"His divine power has given us everything we need for life and godliness. . . ." (2 Pet. 1:3)
This, folks, is quite a promise. If you have been a Christian for a while, you may be like me in that I often read over (that is, pass over) something in Scripture without fully appreciating and appropriating what has been said. Everything I need? I had parents who lovingly reared me to the best of their abilities, and yet they could not say (nor could I say) that they gave me everything I need. Like everyone, I remain needy. I'm still, at least in part, a cup to be filled, with holes to be patched. And yet Peter claims that God gives us everything we need.
Going back just a bit, it's interesting that Peter introduces himself in this letter as "Simon Peter," whereas in 1 Peter he simply says "Peter." No big deal, we might think, but if you believe there are no chance inclusions/omissions in Scripture, then it is a purposeful inclusion, if not by Peter certainly by God who superintended the writing of this letter. Perhaps, as some commentators note, Peter did so to emphasize his progression, from Simon the cowardly follower of Jesus, big on words but short on action, to Peter, the rock, the man of God by God's grace alone. His divine power gave Peter what he needed for life, and godliness too.
I usually forget I have the Holy Spirit and settle for the spirit holy, that is, the vague veneer of spirituality, all controlled and manageable. That's fine for when life is going well, but when it's not, I need the Holy Spirit. I need something awesome, something almost dangerous, in short Someone to do something --- a miracle, a rescue, a last-minute save, or a healing. I forget what I have available. Or, worse, I just don't fully believe it at that moment of existence.
Remember that wild-eyed Jesus-crazy pastor that cornered me at the back of church all those years ago? (I wrote about him once.) Now he really believed that "His divine power has given us everything we need for life and godliness." He said "Steve, we've got to live existentially, moment by moment." Grabbing me by the shoulders and shaking me gently, he said it again, and all I could do was nod and make for the door, thinking he was a little bit of a nut. After all, he was charismatic, you know. They tend to be emotional and have wild ideas about the Spirit (like that He actually does things and isn't just some benign ghostly presence).

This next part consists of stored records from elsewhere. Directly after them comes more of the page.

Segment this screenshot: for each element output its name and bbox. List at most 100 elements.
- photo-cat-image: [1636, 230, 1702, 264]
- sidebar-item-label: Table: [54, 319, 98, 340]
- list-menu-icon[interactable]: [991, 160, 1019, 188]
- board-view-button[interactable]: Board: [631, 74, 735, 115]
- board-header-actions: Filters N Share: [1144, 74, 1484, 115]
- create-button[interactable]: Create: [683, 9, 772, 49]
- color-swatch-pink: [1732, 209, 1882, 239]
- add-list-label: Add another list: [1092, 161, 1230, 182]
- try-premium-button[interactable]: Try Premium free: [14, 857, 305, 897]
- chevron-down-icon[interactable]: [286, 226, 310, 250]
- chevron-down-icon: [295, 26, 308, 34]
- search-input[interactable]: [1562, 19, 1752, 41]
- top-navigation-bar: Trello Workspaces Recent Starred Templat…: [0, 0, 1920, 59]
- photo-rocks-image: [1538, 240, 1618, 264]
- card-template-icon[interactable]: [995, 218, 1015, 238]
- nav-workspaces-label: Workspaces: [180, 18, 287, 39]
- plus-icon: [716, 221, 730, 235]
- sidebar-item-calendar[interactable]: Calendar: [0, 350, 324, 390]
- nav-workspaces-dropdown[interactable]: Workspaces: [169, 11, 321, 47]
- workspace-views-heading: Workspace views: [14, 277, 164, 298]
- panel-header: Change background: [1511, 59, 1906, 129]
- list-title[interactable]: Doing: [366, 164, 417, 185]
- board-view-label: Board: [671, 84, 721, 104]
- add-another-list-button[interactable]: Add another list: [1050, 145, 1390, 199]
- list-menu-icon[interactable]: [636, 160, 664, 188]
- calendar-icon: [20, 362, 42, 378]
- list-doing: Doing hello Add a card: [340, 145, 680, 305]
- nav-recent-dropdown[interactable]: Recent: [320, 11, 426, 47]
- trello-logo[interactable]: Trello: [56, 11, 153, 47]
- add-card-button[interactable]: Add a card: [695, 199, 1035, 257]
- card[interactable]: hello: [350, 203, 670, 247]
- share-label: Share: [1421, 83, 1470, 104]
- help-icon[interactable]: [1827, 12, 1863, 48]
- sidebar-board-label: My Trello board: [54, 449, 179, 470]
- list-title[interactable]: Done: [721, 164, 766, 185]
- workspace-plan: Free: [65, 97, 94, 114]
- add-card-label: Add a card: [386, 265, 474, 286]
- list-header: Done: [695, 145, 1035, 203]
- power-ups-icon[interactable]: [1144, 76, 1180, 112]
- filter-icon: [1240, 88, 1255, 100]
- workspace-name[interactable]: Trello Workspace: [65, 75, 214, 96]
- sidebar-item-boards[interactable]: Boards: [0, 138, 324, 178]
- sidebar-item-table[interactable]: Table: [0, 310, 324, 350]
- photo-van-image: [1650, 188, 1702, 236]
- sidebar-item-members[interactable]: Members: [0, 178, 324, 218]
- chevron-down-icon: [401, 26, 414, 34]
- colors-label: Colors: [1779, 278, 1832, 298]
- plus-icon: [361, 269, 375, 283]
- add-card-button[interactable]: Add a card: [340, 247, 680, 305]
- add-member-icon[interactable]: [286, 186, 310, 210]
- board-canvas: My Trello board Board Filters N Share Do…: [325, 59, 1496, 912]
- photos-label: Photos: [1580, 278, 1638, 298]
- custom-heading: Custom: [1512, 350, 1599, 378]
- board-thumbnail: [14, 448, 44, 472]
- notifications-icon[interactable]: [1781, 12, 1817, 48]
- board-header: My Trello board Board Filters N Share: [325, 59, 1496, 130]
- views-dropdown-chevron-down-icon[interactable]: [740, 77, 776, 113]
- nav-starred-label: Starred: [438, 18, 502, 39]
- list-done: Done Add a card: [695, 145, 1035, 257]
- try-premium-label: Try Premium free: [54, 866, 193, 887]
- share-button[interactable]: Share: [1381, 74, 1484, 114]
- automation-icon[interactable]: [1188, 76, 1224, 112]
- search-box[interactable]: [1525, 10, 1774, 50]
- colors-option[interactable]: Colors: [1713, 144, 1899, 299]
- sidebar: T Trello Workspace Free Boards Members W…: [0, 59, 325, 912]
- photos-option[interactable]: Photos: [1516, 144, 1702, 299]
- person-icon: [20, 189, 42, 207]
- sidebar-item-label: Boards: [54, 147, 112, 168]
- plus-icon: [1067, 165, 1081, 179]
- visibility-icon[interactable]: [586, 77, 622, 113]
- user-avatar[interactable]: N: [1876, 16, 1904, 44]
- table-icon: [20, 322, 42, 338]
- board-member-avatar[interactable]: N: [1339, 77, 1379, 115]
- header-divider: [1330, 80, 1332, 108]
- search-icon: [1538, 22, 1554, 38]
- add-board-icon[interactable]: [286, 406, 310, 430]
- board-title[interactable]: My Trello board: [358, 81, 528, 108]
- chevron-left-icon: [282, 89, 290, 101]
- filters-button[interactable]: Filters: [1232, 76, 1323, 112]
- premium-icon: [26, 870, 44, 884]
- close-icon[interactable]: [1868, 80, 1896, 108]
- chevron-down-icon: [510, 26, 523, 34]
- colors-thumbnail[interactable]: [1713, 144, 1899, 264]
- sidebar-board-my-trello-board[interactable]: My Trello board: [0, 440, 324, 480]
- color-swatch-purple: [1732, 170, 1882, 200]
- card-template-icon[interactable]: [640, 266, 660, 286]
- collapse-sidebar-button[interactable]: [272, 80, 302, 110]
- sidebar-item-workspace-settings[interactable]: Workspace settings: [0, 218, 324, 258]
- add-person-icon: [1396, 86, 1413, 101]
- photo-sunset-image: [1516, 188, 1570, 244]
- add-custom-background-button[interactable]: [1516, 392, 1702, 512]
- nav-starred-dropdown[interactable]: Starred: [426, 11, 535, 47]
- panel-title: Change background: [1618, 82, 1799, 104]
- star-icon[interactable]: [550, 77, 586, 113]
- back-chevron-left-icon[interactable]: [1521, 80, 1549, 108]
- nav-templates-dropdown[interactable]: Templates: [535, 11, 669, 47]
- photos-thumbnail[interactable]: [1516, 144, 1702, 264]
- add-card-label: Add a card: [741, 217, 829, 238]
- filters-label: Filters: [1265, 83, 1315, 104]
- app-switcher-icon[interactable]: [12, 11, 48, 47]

Yesterday I found out that that pastor, long retired, is still around. I'm going to find him. I think he's right. I think we have to believe and trust God moment by moment. This is amazing stuff, because if you believe what Peter said you are tapped into the power that created the universe, and if you don't, then it's pure foolishness. Some moments I believe it, and then some moments I don't, and yet I want to. I really, really do want to believe this every moment.